彼の名前を知っている





あの日見つけたのは、きっと愛とそう呼ぶもの







「こんなところで、何をしているんですか」
柔らかい声が聞こえる。振り返った自分の目に映ったのは、大きな耳と丸い瞳のアバターだ。
何故か知らないが、自分が生まれた時からずっと傍にいる存在。
名前は知らない。聞こうと思ったが、自分には声が無い。
「ああ、花を見ていたんですね」
花?花というのか。視線を隣から戻して先ほど眼前に流れていた色とりどりのそれをまた眺める。
(はな)
口の中でそう動かす。
「きれいですね」
(きれい、というのか)
目の前の花に対する言葉なのだろう。
そのまま二人で花を眺めていた。



「侘助さんが、アナタを呼んでいました」
ボクはそれを伝えにやってきたんです。
暫くしてから、彼の口から落ちた言葉に振り返った。

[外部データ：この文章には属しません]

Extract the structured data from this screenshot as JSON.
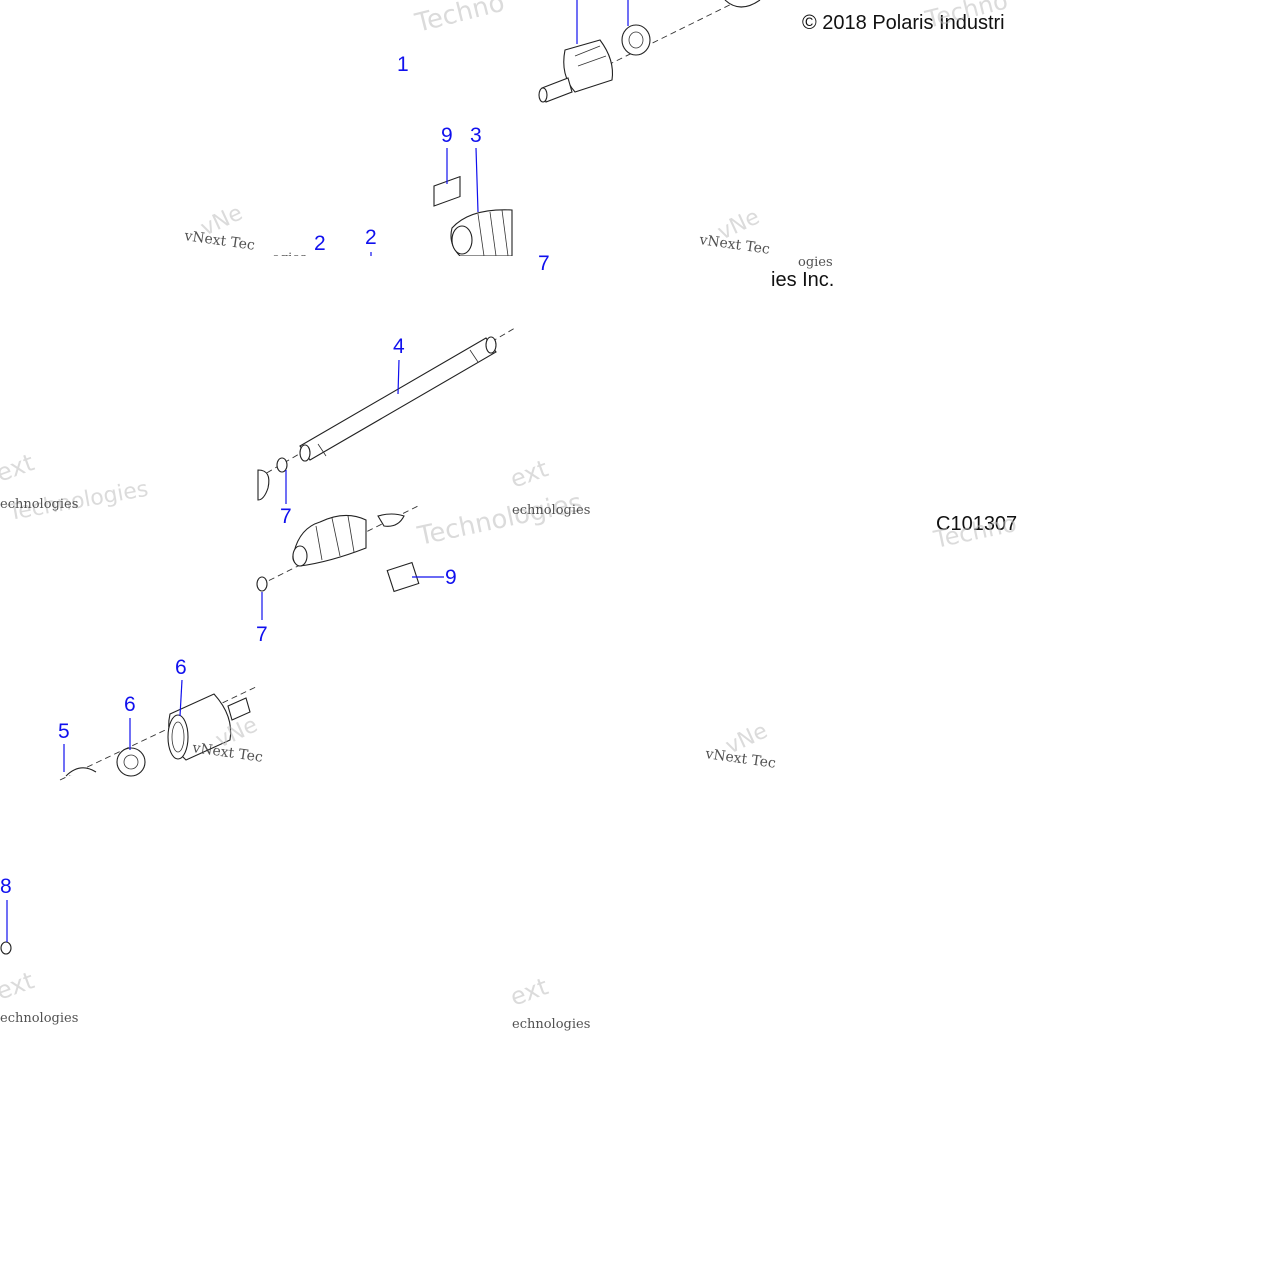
{
  "copyright": "© 2018 Polaris Industri",
  "copyright_tail": "ies Inc.",
  "figure_code": "C101307",
  "watermark": {
    "vnext": "vNext Tec",
    "technologies": "Technologies",
    "techno": "Techno",
    "ext": "ext",
    "echnologies": "echnologies",
    "vn": "vNe",
    "gies": "ogies"
  },
  "callouts": {
    "c1": "1",
    "c2a": "2",
    "c2b": "2",
    "c3": "3",
    "c4": "4",
    "c5": "5",
    "c6a": "6",
    "c6b": "6",
    "c7a": "7",
    "c7b": "7",
    "c7c": "7",
    "c8": "8",
    "c9a": "9",
    "c9b": "9"
  }
}
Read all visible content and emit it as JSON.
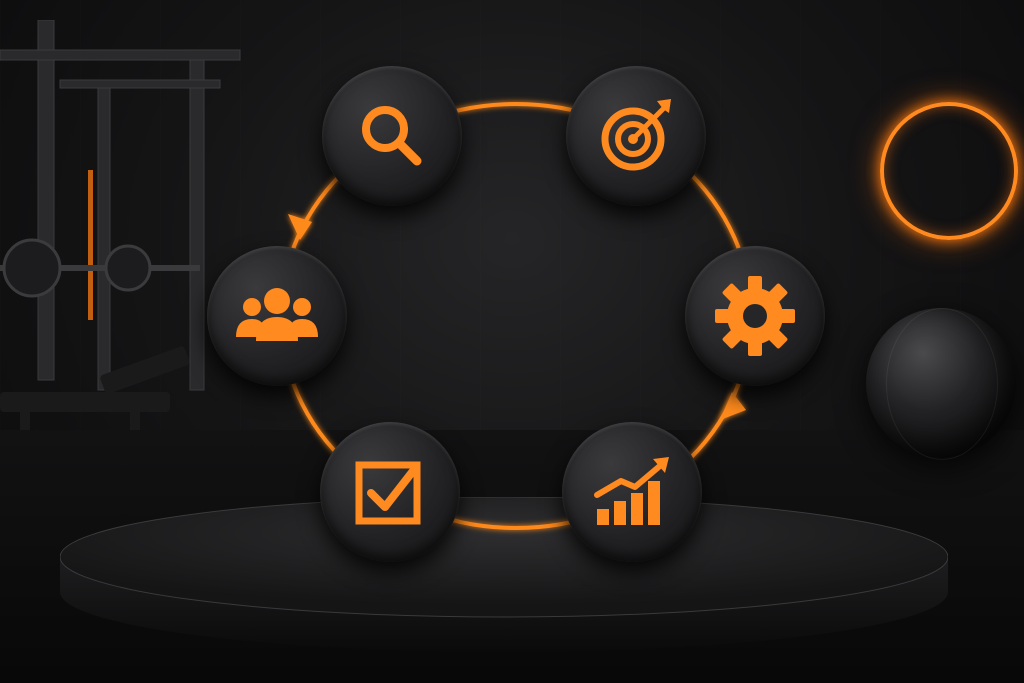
{
  "scene": {
    "description_icons": [
      "search-icon",
      "target-icon",
      "gear-icon",
      "growth-chart-icon",
      "checkbox-icon",
      "team-icon"
    ],
    "accent_color": "#ff8a1f",
    "background_color": "#151516"
  },
  "cycle": {
    "nodes": [
      {
        "id": "search",
        "icon": "search-icon"
      },
      {
        "id": "target",
        "icon": "target-icon"
      },
      {
        "id": "settings",
        "icon": "gear-icon"
      },
      {
        "id": "growth",
        "icon": "growth-chart-icon"
      },
      {
        "id": "complete",
        "icon": "checkbox-icon"
      },
      {
        "id": "team",
        "icon": "team-icon"
      }
    ]
  }
}
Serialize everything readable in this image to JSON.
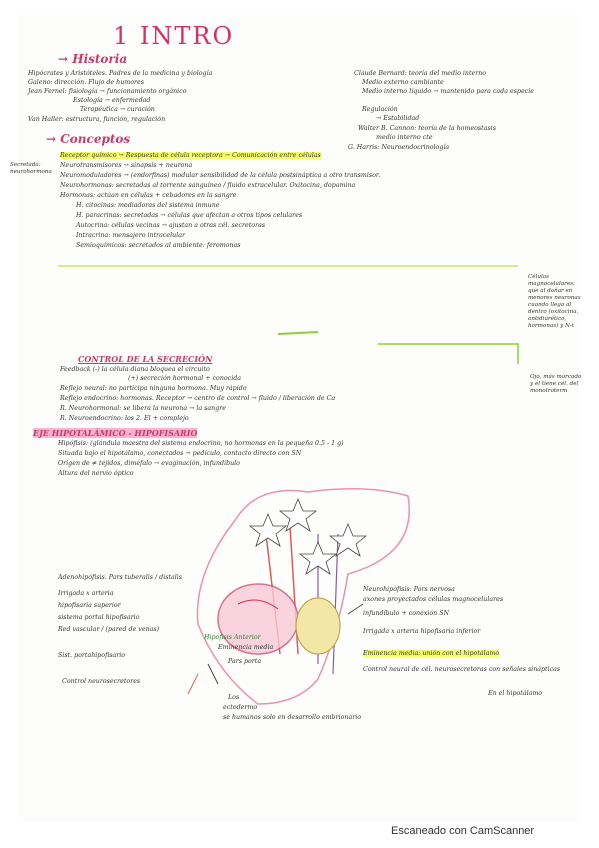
{
  "title": "1 INTRO",
  "sections": {
    "historia": "→ Historia",
    "conceptos": "→ Conceptos",
    "control": "CONTROL DE LA SECRECIÓN",
    "eje": "EJE HIPOTALÁMICO - HIPOFISARIO"
  },
  "historia_left": [
    "Hipócrates y Aristóteles. Padres de la medicina y biología",
    "Galeno: dirección. Flujo de humores",
    "Jean Fernel: fisiología → funcionamiento orgánico",
    "Estología → enfermedad",
    "Terapéutica → curación",
    "Van Haller: estructura, función, regulación"
  ],
  "historia_right": [
    "Claude Bernard: teoría del medio interno",
    "Medio externo cambiante",
    "Medio interno líquido → mantenido para cada especie",
    "Regulación",
    "→ Estabilidad",
    "Walter B. Cannon: teoría de la homeostasis",
    "medio interno cte",
    "G. Harris: Neuroendocrinología"
  ],
  "conceptos": [
    "Receptor químico → Respuesta de célula receptora → Comunicación entre células",
    "Neurotransmisores → sinapsis + neurona",
    "Neuromoduladores → (endorfinas) modular sensibilidad de la célula postsináptica a otro transmisor.",
    "Neurohormonas: secretadas al torrente sanguíneo / fluido extracelular. Oxitocina, dopamina",
    "Hormonas: actúan en células + cebadores en la sangre",
    "H. citocinas: mediadoras del sistema inmune",
    "H. paracrinas: secretadas → células que afectan a otros tipos celulares",
    "Autocrina: células vecinas → ajustan a otras cél. secretoras",
    "Intracrina: mensajero intracelular",
    "Semioquímicos: secretados al ambiente: feromonas"
  ],
  "control": [
    "Feedback (-) la célula diana bloquea el circuito",
    "(+) secreción hormonal + conocida",
    "Reflejo neural: no participa ninguna hormona. Muy rápido",
    "Reflejo endocrino: hormonas. Receptor → centro de control → fluido / liberación de Ca",
    "R. Neurohormonal: se libera la neurona → la sangre",
    "R. Neuroendocrino: los 2. El + complejo"
  ],
  "eje": [
    "Hipófisis: (glándula maestra del sistema endocrino, no hormonas en la pequeña 0.5 - 1 g)",
    "Situada bajo el hipotálamo, conectados → pedículo, contacto directo con SN",
    "Origen de ≠ tejidos, diméfalo → evaginación, infundíbulo",
    "Altura del nervio óptico"
  ],
  "labels": {
    "adenohipofisis": "Adenohipófisis. Pars tuberalis / distalis",
    "irrigada": "Irrigada x arteria",
    "portal": "hipofisaria superior",
    "interna": "sistema portal hipofisario",
    "capilar": "Red vascular / (pared de venas)",
    "sist": "Sist. portahipofisario",
    "control": "Control neurosecretores",
    "neuro": "Neurohipófisis: Pars nervosa",
    "axones": "axones proyectados células magnocelulares",
    "infund": "infundíbulo + conexión SN",
    "irrig2": "Irrigada x arteria hipofisaria inferior",
    "eminencia": "Eminencia media: unión con el hipotálamo",
    "control2": "Control neural de cél. neurosecretoras con señales sinápticas",
    "hipot": "En el hipotálamo",
    "hipofis": "Hipófisis Anterior",
    "eminencia_s": "Eminencia media",
    "pars": "Pars porta",
    "los": "Los",
    "ectoderm": "ectodermo",
    "embrion": "se humanos solo en desarrollo embrionario"
  },
  "margin": {
    "secreta": "Secretada: neurohormona",
    "cells": "Células magnocelulares: que al dañar en menores neuronas cuando llega al dentro (oxitocina, antidiurético, hormonas) y N-t",
    "ojo": "Ojo, más marcado y él tiene cél. del monotroterm"
  },
  "footer": "Escaneado con CamScanner"
}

そのまま立ち上がり、自分を見上げている彼を見る。
手を差し出そうかと迷う前に彼の声がそれを遮った。
「呼ばれたのはアナタ一人だけですから、ボクは行きません」
気をつけて、と自分を送り出す彼の瞳からその時何故か目が離せなくなった。先程まで二人で見ていた花よりも、自分は彼の瞳の方がきれいだと思った。
伝える術はないが、自分は彼にどうしてもその事を知ってほしいと願った。
「ラブマシーンさん?」
そっと彼の頬に触れる。驚いたのだろう、肩が少しだけ跳ねた。
伝えたい。なのにこの喉は音を出せない。彼の名も聞けない。それが今震えるほど悔しいと思う。

「だいじょうぶ、ですよ」

どうしてだろうか。
自分の手に触れる彼の小さな手の温度が伝わってくる気がした。
あたたかい彼そのものの様なその温度がひどく胸をざわめつかせた。
知りたい。この思いの名を。
きっと目の前で微笑む彼ならば、その答えを知っている気がした。